OptionDescriptionDefault
-p, --problemProblem ID (e.g., ahc039)Required
-i, --iterationsMax experiment iterations14
-m, --modeConfig modeALE_CONFIGS
-d, --coding-agentCoding agentFrom config
--listList all problems-
--liteList lite problems-
--list-agentsList coding agents-

Available Problems

ahc008, ahc011, ahc015, ahc016, ahc024, ahc025, ahc026, ahc027, ahc039, ahc046
ALE-Bench uses benchmark_tree_search strategy which uses the handler’s built-in evaluation via handler.run().

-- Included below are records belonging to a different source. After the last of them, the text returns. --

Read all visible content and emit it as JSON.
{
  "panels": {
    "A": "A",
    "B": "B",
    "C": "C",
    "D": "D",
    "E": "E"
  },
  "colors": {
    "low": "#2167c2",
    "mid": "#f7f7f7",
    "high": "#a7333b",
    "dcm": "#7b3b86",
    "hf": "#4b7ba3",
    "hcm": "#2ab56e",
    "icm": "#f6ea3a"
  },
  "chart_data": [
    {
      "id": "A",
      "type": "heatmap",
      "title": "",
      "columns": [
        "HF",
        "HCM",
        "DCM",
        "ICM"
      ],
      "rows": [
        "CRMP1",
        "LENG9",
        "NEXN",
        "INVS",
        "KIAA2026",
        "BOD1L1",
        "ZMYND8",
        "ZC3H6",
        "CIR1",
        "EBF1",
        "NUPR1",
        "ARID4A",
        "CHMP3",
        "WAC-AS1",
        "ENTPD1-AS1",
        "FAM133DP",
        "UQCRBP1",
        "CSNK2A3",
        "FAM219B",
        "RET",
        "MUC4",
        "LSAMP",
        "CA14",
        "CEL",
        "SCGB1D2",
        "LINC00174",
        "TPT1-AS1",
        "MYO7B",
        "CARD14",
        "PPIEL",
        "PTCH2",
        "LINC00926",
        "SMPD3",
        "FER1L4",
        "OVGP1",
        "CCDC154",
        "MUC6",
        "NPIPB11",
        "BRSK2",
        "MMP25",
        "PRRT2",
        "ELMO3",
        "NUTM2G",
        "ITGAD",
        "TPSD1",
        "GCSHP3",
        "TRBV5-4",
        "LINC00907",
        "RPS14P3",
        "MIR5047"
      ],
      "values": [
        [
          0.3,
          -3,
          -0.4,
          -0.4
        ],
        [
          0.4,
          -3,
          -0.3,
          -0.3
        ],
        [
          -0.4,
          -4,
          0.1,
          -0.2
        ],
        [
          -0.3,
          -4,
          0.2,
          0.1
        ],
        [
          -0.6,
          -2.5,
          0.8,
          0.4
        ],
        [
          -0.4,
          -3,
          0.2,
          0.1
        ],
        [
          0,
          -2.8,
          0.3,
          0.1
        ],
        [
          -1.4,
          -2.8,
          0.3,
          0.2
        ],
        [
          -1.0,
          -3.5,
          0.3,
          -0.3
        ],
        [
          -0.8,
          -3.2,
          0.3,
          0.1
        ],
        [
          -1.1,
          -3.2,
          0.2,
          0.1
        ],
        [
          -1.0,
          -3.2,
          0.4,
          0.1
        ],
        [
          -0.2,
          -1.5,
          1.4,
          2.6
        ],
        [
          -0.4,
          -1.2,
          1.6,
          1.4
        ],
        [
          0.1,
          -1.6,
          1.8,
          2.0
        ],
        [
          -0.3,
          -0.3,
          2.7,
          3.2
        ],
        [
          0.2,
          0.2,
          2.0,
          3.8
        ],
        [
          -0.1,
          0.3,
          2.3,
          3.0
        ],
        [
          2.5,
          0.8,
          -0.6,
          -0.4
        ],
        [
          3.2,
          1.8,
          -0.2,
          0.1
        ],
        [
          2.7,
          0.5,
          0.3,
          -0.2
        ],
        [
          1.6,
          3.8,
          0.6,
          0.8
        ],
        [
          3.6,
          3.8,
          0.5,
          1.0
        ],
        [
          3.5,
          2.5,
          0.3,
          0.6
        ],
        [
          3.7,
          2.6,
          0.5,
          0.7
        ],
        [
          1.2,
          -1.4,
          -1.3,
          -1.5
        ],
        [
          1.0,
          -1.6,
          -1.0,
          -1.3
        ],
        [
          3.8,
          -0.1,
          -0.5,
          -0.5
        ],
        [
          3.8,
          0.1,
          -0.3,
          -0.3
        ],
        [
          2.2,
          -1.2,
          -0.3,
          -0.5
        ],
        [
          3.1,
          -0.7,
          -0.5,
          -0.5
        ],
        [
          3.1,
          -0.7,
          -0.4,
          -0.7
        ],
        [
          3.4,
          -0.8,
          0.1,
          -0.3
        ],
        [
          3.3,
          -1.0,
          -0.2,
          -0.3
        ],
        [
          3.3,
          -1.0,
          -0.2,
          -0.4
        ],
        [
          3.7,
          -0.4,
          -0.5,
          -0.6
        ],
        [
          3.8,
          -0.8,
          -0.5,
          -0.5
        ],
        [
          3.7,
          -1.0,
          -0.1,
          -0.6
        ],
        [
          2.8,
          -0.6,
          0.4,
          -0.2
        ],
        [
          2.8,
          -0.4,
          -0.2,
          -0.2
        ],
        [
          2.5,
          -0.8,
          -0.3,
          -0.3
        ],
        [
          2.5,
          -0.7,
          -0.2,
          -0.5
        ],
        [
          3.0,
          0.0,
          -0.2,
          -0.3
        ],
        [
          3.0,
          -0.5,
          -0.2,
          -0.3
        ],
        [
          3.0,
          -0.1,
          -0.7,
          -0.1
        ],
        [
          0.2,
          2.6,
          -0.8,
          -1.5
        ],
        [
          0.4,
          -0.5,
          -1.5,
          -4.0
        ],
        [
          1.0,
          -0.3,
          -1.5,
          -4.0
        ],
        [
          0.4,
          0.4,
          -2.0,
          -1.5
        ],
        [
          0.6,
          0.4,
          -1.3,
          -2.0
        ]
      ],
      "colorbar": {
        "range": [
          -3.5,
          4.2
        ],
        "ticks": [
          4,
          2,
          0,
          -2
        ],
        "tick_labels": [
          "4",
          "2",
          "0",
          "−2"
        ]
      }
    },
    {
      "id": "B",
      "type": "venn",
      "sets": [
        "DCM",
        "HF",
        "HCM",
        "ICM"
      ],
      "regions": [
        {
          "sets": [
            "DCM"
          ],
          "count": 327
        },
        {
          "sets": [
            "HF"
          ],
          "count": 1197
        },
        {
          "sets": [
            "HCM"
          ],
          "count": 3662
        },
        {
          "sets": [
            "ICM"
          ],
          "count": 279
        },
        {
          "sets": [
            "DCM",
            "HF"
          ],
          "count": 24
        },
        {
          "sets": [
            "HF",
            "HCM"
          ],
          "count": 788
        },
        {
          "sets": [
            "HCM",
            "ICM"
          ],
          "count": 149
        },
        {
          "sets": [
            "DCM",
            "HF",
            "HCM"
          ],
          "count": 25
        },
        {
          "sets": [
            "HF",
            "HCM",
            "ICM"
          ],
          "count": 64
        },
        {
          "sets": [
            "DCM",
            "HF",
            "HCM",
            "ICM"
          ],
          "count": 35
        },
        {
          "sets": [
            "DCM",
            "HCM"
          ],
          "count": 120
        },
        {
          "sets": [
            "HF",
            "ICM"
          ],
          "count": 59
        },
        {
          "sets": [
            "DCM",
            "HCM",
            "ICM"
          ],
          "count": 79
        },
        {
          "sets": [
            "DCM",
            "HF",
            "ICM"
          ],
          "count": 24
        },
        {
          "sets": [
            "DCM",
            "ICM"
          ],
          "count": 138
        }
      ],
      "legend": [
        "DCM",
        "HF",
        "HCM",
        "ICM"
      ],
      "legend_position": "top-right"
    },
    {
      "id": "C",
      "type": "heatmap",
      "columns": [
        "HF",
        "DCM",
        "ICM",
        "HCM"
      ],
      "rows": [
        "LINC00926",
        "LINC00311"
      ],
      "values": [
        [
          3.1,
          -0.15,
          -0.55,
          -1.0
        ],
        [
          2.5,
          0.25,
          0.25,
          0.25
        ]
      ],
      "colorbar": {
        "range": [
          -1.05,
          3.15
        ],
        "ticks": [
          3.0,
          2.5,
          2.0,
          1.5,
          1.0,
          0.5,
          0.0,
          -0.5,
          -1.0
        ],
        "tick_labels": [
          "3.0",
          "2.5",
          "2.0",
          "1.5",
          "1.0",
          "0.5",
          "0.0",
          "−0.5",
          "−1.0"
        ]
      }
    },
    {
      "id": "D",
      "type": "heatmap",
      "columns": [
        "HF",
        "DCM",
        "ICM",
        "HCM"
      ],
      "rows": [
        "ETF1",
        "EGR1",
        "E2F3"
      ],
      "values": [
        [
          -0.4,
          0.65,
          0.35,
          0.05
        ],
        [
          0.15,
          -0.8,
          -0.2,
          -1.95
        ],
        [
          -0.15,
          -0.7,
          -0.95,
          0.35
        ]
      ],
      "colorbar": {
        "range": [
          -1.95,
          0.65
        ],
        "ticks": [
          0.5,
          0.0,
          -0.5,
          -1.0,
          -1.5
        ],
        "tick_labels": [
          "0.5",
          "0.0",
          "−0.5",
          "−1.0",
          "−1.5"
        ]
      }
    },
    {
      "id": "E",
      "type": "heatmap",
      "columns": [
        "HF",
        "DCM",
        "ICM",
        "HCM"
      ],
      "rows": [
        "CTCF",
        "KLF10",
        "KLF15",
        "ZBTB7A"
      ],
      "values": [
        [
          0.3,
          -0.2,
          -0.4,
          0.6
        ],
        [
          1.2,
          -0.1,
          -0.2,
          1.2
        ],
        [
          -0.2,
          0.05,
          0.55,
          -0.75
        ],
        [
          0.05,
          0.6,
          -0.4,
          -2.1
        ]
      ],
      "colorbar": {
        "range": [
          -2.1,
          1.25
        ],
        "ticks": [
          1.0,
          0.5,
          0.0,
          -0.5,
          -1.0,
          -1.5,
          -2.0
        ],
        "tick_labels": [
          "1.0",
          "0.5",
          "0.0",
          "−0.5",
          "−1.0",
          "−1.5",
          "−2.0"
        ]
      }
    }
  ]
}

This is different from kapso.evolve() which uses agent-built evaluation.

Output Structure

The agent generates:
experiment_workspace/{uuid}/
├── main.cpp          # C++ solution
├── pre_run.cpp       # Optional precomputation (max 1 min)
└── sessions/         # Experiment branches

Evaluation

The evaluation process works as follows:
  1. Code Submission: The main.cpp file is read from the experiment workspace
  2. Docker Evaluation: Code is sent to ale_bench.public_eval() which compiles and runs in an isolated Docker container
  3. Test Execution: Solution runs against all test cases with strict time limits
  4. Validation: Each test case must return ACCEPTED with a non-zero score
  5. Score Stabilization: If all tests pass, the solution runs 4 additional times and scores are averaged for stability
  6. Final Ranking: Private evaluation compares against original contest participants

Code Requirements

Generated C++ must:
  • Be time-aware (limit: time_limit - 100ms for I/O)
  • Handle all input constraints
  • Use efficient algorithms and data structures
  • Include compiler optimization pragmas if helpful

Built-in Domain Knowledge

The handler includes tips for common algorithms:
  • Design good state representation
  • Balance small and large moves
  • Avoid recomputation in legality checks
  • Keep regret mechanism for constrained problems
  • Define strong heuristic scoring
  • Consider average and std of scores
  • Balance greedy vs long-horizon moves